On the contrary: in the part of the Gaza Strip it controls, it has re-established its control over the population. It collects taxes and duties – on consumer goods, but also on money that is transferred into Gaza. On cigarettes, but also on the ground on which some displaced people have set up their tents. Hamas members repeatedly take public and brutal action against critics and alleged collaborators with Israel. And the Israeli military repeatedly reports that it has sighted Hamas fighters or been attacked by them.

No real ceasefire

The ceasefire is not a real ceasefire either. According to their own statements, Israel’s military repeatedly kills Hamas members and affiliates; including women and children, as reported by the United Nations. A total of over 500 people have died since the ceasefire began on October 10, 2025.
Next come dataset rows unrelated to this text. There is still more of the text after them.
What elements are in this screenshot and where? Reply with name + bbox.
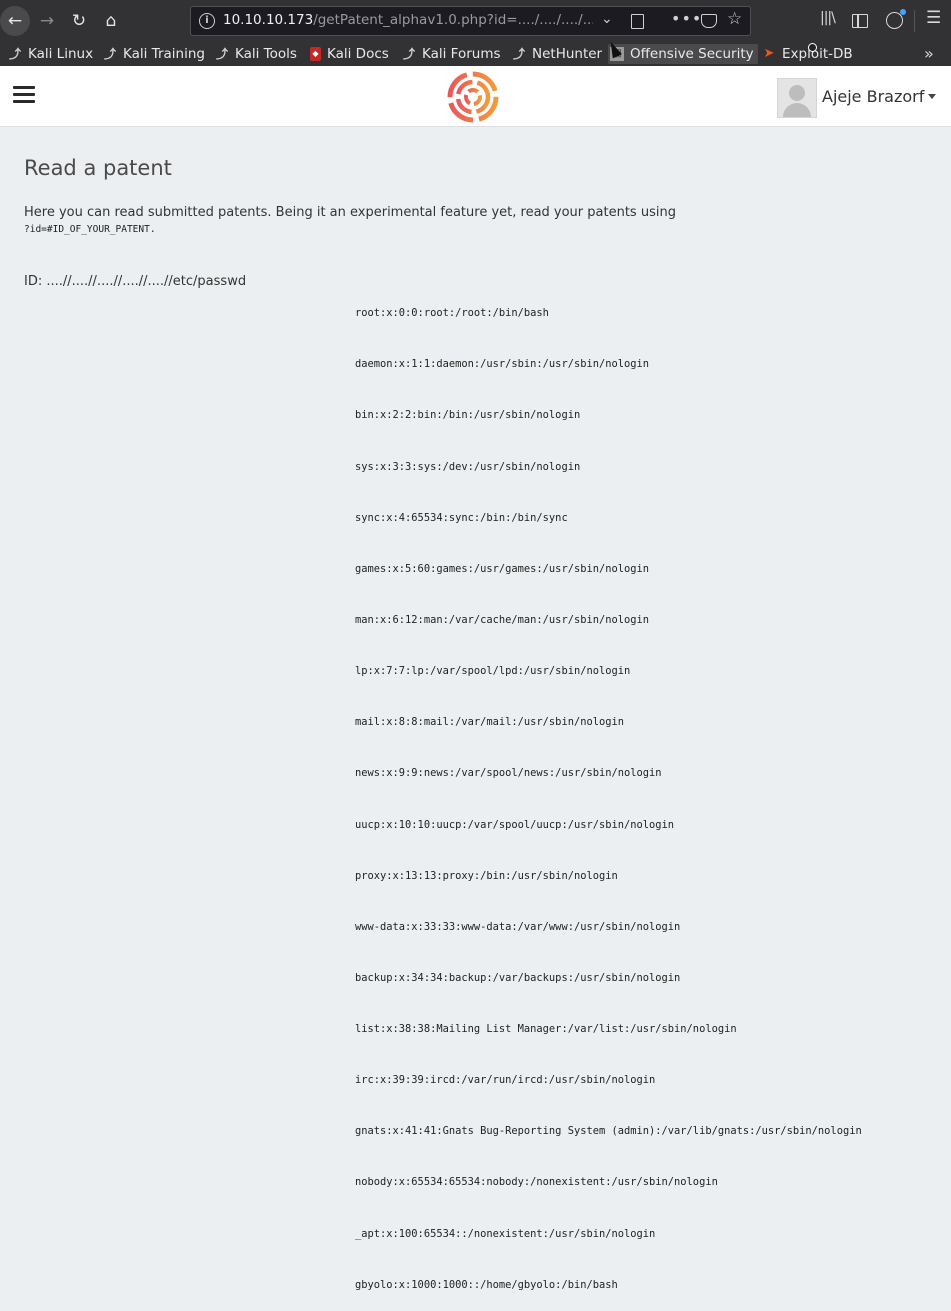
- chevron-right-icon[interactable]: »: [924, 44, 934, 63]
- bookmark-label: Kali Tools: [235, 46, 297, 62]
- file-line: proxy:x:13:13:proxy:/bin:/usr/sbin/nolog…: [355, 868, 862, 885]
- file-line: www-data:x:33:33:www-data:/var/www:/usr/…: [355, 919, 862, 936]
- url-path: /getPatent_alphav1.0.php?id=..../..../..…: [313, 12, 593, 28]
- exploit-db-icon: ➤: [762, 47, 776, 61]
- bookmark-label: NetHunter: [532, 46, 602, 62]
- chevron-down-icon[interactable]: [928, 94, 936, 99]
- account-icon[interactable]: [886, 12, 903, 29]
- back-button[interactable]: ←: [0, 6, 30, 36]
- status-dot: [808, 43, 817, 52]
- url-dropdown-icon[interactable]: ⌄: [601, 11, 613, 27]
- site-info-icon[interactable]: i: [199, 13, 215, 29]
- bookmark-kali-forums[interactable]: ⤴ Kali Forums: [402, 44, 501, 64]
- bookmark-nethunter[interactable]: ⤴ NetHunter: [512, 44, 602, 64]
- sidebar-icon[interactable]: [852, 14, 868, 28]
- patent-id-label: ID: ....//....//....//....//....//etc/pa…: [24, 274, 246, 289]
- file-line: uucp:x:10:10:uucp:/var/spool/uucp:/usr/s…: [355, 817, 862, 834]
- file-line: sys:x:3:3:sys:/dev:/usr/sbin/nologin: [355, 459, 862, 476]
- bookmark-label: Offensive Security: [630, 46, 754, 62]
- file-line: sync:x:4:65534:sync:/bin:/bin/sync: [355, 510, 862, 527]
- bookmark-label: Kali Forums: [422, 46, 501, 62]
- file-line: news:x:9:9:news:/var/spool/news:/usr/sbi…: [355, 765, 862, 782]
- kali-docs-icon: ◆: [310, 47, 321, 61]
- bookmark-kali-docs[interactable]: ◆ Kali Docs: [310, 44, 389, 64]
- toolbar-divider: [914, 10, 915, 32]
- bookmark-label: Exploit-DB: [782, 46, 853, 62]
- hamburger-menu-icon[interactable]: [13, 86, 35, 107]
- library-icon[interactable]: |||\: [820, 10, 835, 26]
- kali-dragon-icon: ⤴: [512, 47, 526, 61]
- menu-icon[interactable]: ☰: [926, 8, 941, 28]
- file-line: daemon:x:1:1:daemon:/usr/sbin:/usr/sbin/…: [355, 356, 862, 373]
- patent-content: root:x:0:0:root:/root:/bin/bash daemon:x…: [355, 271, 862, 1311]
- kali-dragon-icon: ⤴: [8, 47, 22, 61]
- file-line: gbyolo:x:1000:1000::/home/gbyolo:/bin/ba…: [355, 1277, 862, 1294]
- site-logo[interactable]: [447, 71, 499, 123]
- bookmark-label: Kali Training: [123, 46, 205, 62]
- kali-dragon-icon: ⤴: [215, 47, 229, 61]
- file-line: bin:x:2:2:bin:/bin:/usr/sbin/nologin: [355, 407, 862, 424]
- bookmark-kali-tools[interactable]: ⤴ Kali Tools: [215, 44, 297, 64]
- file-line: lp:x:7:7:lp:/var/spool/lpd:/usr/sbin/nol…: [355, 663, 862, 680]
- username[interactable]: Ajeje Brazorf: [822, 87, 924, 106]
- bookmark-label: Kali Docs: [327, 46, 389, 62]
- avatar[interactable]: [777, 78, 817, 118]
- page-actions-icon[interactable]: •••: [671, 9, 702, 28]
- file-line: mail:x:8:8:mail:/var/mail:/usr/sbin/nolo…: [355, 714, 862, 731]
- file-line: backup:x:34:34:backup:/var/backups:/usr/…: [355, 970, 862, 987]
- file-line: games:x:5:60:games:/usr/games:/usr/sbin/…: [355, 561, 862, 578]
- kali-dragon-icon: ⤴: [402, 47, 416, 61]
- file-line: nobody:x:65534:65534:nobody:/nonexistent…: [355, 1174, 862, 1191]
- forward-button[interactable]: →: [32, 6, 62, 36]
- url-bar[interactable]: i 10.10.10.173/getPatent_alphav1.0.php?i…: [190, 6, 751, 36]
- file-line: gnats:x:41:41:Gnats Bug-Reporting System…: [355, 1123, 862, 1140]
- page-title: Read a patent: [24, 156, 172, 180]
- browser-toolbar: ← → ↻ ⌂ i 10.10.10.173/getPatent_alphav1…: [0, 0, 951, 42]
- url-host: 10.10.10.173: [223, 12, 313, 28]
- bookmark-kali-linux[interactable]: ⤴ Kali Linux: [8, 44, 93, 64]
- reload-button[interactable]: ↻: [64, 6, 94, 36]
- page-header: Ajeje Brazorf: [0, 66, 951, 127]
- bookmark-star-icon[interactable]: ☆: [727, 9, 742, 29]
- home-button[interactable]: ⌂: [96, 6, 126, 36]
- pocket-icon[interactable]: [701, 14, 717, 28]
- reader-view-icon[interactable]: [631, 14, 644, 29]
- bookmark-offensive-security[interactable]: ▣ Offensive Security: [608, 44, 758, 64]
- file-line: _apt:x:100:65534::/nonexistent:/usr/sbin…: [355, 1226, 862, 1243]
- bookmark-label: Kali Linux: [28, 46, 93, 62]
- file-line: list:x:38:38:Mailing List Manager:/var/l…: [355, 1021, 862, 1038]
- bookmark-kali-training[interactable]: ⤴ Kali Training: [103, 44, 205, 64]
- file-line: irc:x:39:39:ircd:/var/run/ircd:/usr/sbin…: [355, 1072, 862, 1089]
- url-text[interactable]: 10.10.10.173/getPatent_alphav1.0.php?id=…: [223, 12, 593, 28]
- intro-code: ?id=#ID_OF_YOUR_PATENT.: [24, 224, 156, 235]
- intro-text: Here you can read submitted patents. Bei…: [24, 205, 676, 220]
- file-line: man:x:6:12:man:/var/cache/man:/usr/sbin/…: [355, 612, 862, 629]
- file-line: root:x:0:0:root:/root:/bin/bash: [355, 305, 862, 322]
- kali-dragon-icon: ⤴: [103, 47, 117, 61]
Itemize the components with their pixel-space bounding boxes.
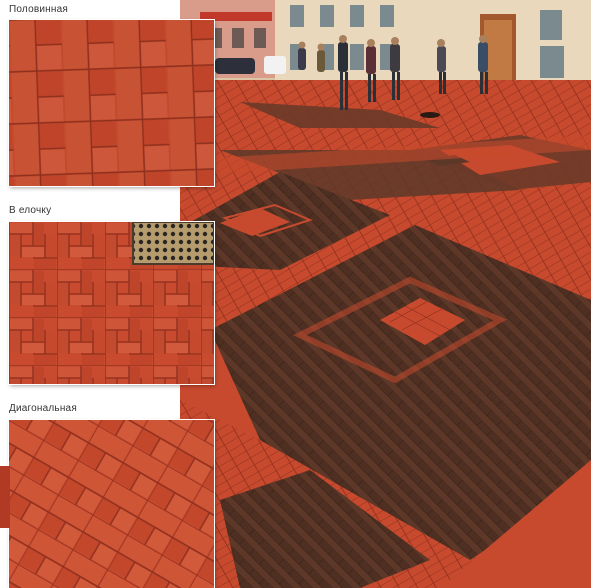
pattern-swatch-diagonal: [9, 420, 214, 588]
pattern-label-running-bond: Половинная: [9, 4, 72, 15]
pattern-label-diagonal: Диагональная: [9, 403, 81, 414]
pattern-swatch-running-bond: [9, 20, 214, 186]
paving-photo: [180, 0, 591, 588]
accent-tab: [0, 466, 10, 528]
pattern-label-herringbone: В елочку: [9, 205, 56, 216]
pattern-swatch-herringbone: [9, 222, 214, 384]
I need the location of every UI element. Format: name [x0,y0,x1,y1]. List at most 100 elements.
Disarming Hamas is likely to be a mammoth task. In more than two years of war – the conduct of which, according to the International Court of Justice, violated international law – the Israeli army has not managed to actually wrest control of the area.

The Israeli military has destroyed tunnels throughout Gaza and killed leading Hamas figures. The Israeli military has also completely bombed entire neighborhoods in Gaza and blocked aid supplies for months, from the distribution of which Hamas is said to have benefited and probably did.

Nevertheless, armed Hamas units are now patrolling the streets outside the yellow zone again. Hamas units were even active in the yellow zone controlled by Israel.

About 18,500 people are waiting according to the United Nations Office for the Coordination of Humanitarian Affairs (OCHA) in Gaza waiting to leave for their treatment. There are around 4,000 children among them. Even if 50 of them were allowed to leave the country every day as planned, it would take over a year for everyone to make it out. Real perspectives look different, as does real peace.

You may also like

Get New Updates nto Take Care Your Pet

Discover the art of creating a joyful and nurturing environment for your beloved pet.